Saturday, 31 July 2010

Rebrand the Arts!

The best ideas are the most obvious - which no-one has thought of because they're so obvious!

Like rebranding the Arts.

The Arts have got a terrible brand reputation. Not because the Arts are considered elitist - many would say no real art ever gets into elitist exhibitions.

But to the average taxpayer the word 'Art' conjures up images of dead sheep or litter or poems about used loo paper.

Rebrand the Arts as functional rather than spiritual or aesthetic and they can pay for themselves!!

- For example there is a wonderful symbiosis between the resident artist of the Royal Bath Hotel in Bournemouth and the hotel's accountant.

Outside the hotel guest restaurant area are pictures which, although being difficult to view as spiritual in the current paradigm, are pretty good realist expressions of mass removal of bodily organs prior to incineration. Everybody loses their appetite, less food to serve, profits rise!

- Then there's medical research. Modern Art provides a fount of finished projects, projects which used to be initiated in mental hospitals to get a visual representation of what is going on in the patient's mind. Split images in these projects indicating schizophrenia, are fairly common. Adult and child porn images are not uncommon also. Many of these projects are by homosexuals who tend to have more interesting madness. So by examining these extreme examples it may be possible one day for these projects to lead to a cure for homosexuality - think of the money that would be worth.

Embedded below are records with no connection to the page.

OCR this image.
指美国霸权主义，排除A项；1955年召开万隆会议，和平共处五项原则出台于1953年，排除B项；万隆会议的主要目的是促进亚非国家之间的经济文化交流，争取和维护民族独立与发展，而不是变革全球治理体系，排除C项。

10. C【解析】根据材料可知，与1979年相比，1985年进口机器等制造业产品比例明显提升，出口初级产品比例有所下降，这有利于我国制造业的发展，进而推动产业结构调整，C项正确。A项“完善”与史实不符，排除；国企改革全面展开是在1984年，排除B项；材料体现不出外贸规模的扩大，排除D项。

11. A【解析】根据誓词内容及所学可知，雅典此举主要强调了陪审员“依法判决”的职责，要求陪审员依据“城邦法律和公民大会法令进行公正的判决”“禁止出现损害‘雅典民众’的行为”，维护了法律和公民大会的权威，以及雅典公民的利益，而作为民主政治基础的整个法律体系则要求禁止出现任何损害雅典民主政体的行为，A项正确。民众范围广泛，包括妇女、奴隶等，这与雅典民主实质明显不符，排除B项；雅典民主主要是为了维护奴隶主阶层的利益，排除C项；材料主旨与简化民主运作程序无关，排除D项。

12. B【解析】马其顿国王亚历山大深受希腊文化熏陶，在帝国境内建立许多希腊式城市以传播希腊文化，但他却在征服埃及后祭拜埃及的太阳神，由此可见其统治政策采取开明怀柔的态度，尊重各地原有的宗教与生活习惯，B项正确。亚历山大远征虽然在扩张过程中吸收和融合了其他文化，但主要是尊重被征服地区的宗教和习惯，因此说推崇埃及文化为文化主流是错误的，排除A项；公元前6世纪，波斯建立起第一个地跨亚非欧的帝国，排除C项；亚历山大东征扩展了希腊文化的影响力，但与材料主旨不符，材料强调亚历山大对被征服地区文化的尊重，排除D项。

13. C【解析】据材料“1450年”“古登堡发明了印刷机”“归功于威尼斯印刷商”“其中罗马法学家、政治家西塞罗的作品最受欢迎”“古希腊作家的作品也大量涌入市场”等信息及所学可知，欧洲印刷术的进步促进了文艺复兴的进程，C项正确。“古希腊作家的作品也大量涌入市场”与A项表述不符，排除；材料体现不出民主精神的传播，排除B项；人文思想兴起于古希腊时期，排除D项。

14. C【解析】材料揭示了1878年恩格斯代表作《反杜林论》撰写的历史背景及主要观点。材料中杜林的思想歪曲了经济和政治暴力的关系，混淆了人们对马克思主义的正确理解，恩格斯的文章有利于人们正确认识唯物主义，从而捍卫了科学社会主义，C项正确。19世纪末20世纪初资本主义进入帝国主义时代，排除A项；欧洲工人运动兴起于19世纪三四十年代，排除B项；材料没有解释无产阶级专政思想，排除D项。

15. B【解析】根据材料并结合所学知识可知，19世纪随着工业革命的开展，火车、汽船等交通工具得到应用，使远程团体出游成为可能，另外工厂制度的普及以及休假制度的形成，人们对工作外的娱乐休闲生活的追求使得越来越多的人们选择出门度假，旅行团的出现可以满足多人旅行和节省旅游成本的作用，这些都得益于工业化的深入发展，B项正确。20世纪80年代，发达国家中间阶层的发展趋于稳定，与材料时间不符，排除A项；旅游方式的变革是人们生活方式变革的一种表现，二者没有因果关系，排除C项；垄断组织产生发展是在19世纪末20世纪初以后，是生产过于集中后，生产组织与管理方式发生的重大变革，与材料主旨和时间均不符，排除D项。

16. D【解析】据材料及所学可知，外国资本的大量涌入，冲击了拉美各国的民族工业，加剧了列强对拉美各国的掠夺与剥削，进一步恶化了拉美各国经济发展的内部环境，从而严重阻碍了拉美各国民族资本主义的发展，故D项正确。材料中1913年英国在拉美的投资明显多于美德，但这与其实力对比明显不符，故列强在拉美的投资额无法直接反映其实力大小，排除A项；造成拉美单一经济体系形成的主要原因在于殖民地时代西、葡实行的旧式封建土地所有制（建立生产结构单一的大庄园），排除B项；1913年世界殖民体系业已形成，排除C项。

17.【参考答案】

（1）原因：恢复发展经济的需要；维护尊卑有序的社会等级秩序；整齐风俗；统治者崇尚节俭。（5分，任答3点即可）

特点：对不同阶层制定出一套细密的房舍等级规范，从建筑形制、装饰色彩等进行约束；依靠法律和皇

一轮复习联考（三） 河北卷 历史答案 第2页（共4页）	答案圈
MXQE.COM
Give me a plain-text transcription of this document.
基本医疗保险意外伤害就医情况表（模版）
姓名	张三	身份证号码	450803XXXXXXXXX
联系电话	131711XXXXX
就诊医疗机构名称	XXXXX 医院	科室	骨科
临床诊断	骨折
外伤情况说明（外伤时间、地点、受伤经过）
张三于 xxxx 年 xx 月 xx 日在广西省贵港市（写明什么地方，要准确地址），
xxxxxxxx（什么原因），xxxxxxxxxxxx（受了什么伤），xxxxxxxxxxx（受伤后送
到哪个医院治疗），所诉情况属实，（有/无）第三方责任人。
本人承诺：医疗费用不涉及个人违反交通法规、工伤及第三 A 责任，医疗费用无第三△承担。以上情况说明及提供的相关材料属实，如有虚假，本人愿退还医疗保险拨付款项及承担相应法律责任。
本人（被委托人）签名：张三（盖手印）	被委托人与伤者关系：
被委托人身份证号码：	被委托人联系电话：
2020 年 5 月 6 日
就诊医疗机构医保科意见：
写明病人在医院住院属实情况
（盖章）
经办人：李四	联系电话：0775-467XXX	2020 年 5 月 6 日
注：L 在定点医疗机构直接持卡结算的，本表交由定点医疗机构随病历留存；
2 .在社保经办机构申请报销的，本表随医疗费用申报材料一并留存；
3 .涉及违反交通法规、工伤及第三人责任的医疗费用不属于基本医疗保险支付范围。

- Or how about alternatives to prison that government is always seeking? The next best thing to flogging could be requiring offenders to sit through some of the worst modern plays (or some of the best depending on the critic - that mystical priest of the modern world whose mission is to merge the subjective and objective to provide new dimensions to the concept of truth).
Art offers great deterrents if used in the right way!

- Now much effort goes into many exhibits. These are often scorned simply because they're presented as Art.
Rebrand and market them as novelties, say, and they could attract a much larger appreciative audience. You could have NOVELTY CIRCUSES for example. They could tour the country!

The Arts are dead, long live the Arts!!

Friday, 16 July 2010

Solving the National Debt Problem - easy when you know how

So it's not around £1 'trillion' pounds it's around £4 'trillion' pounds debt according to the Office of National statistics.

Satan's economists are now busy saying everyone needs to pay more taxes!  Why should we listen to those who have made a living spouting mumbo-jumbo without being right once with any real world statement? 

The real solution is this:

FIRSTbefore anything else we all need to start speaking proper English.  Or go back to school to learn arithmetic and power series.  Politicians, journalists and economists are all getting their billions and trillions mixed up!


1 Million = Thousand x Thousand

1 Billion = Million x Million  ( Million squared)  = 1,000,000,000,000

1 Trillion = Million x Million x Million   (Million cubed) = 1,000,000,000,000,000,000

1 Quadrillion = Million x Million x Million x Million   (Million to the power 4)

1 Quintillion =  Million x Million x Million x Million x Million  (Million to the power 5)

1 Sexillion  = Million x Million x Million x Million x Million x Million (Million to the power 6)

1 Septillion = Million to the power 7

1 Octillion  =   Million to the power 8

1 Nonillion  =  Million to the power 9

1 Decillion  = Million to the power 10

1 Centillion = Million to the power 100

SECOND,  the government should stop spending money on anyone whose job it is to work out the most stupid things for a government to spend money on and then spend it on those stupid things.   That should shrink the upper echelons of  national and local government to about 0, saving lots of money.
THIRD, in the unlikely event saving money on stupid things doesn't provide enough to pay off the debt, well, go to step three. That is, this step. In this step the true meaning of 'taxing sin' is finally implemented.   Tax or criminalise real sin !  Indeed, anyone promoting sin in great self-righteousness could have their entire assets confiscated in criminal penalties.  There should be enough people in various Sin Liberation Movements to get to pay for the national debt! 

FOURTH there's always Johnny Foreigner we can get some money from.  Cars have to be taxed to be out in public, why shouldn't Johnny Foreigner have to be licensed to be out and about?

We could do this if we left EUgh and abandoned the Home Rule policy!

Good news though is that we are told is that assets exceed liabilities.

Time therefore to be also selling off assets that are a liability!
Gatsos can go under the hammer. So could Chief Constables' uniforms !

America however is in a worse state. Their Saviour is steering the country into 'superdebt' where debts exceed everything ie bankruptcy. The Saviour's Party were the first cause of the 'credit crunch' in the nineties - that was their first trick.  They demanded banks don't discriminate against loaning money to peope likely to default on mortgages, as that's, well, discrimination.

Obama must be trying to outdo Nelson Mandela - who managed to wreck an economy and once fine shopping centres, even when selling arms to genocidal regimes, whilst satan's disciples across the globe were all naming their goldfish after him.  No wonder he's always smiling.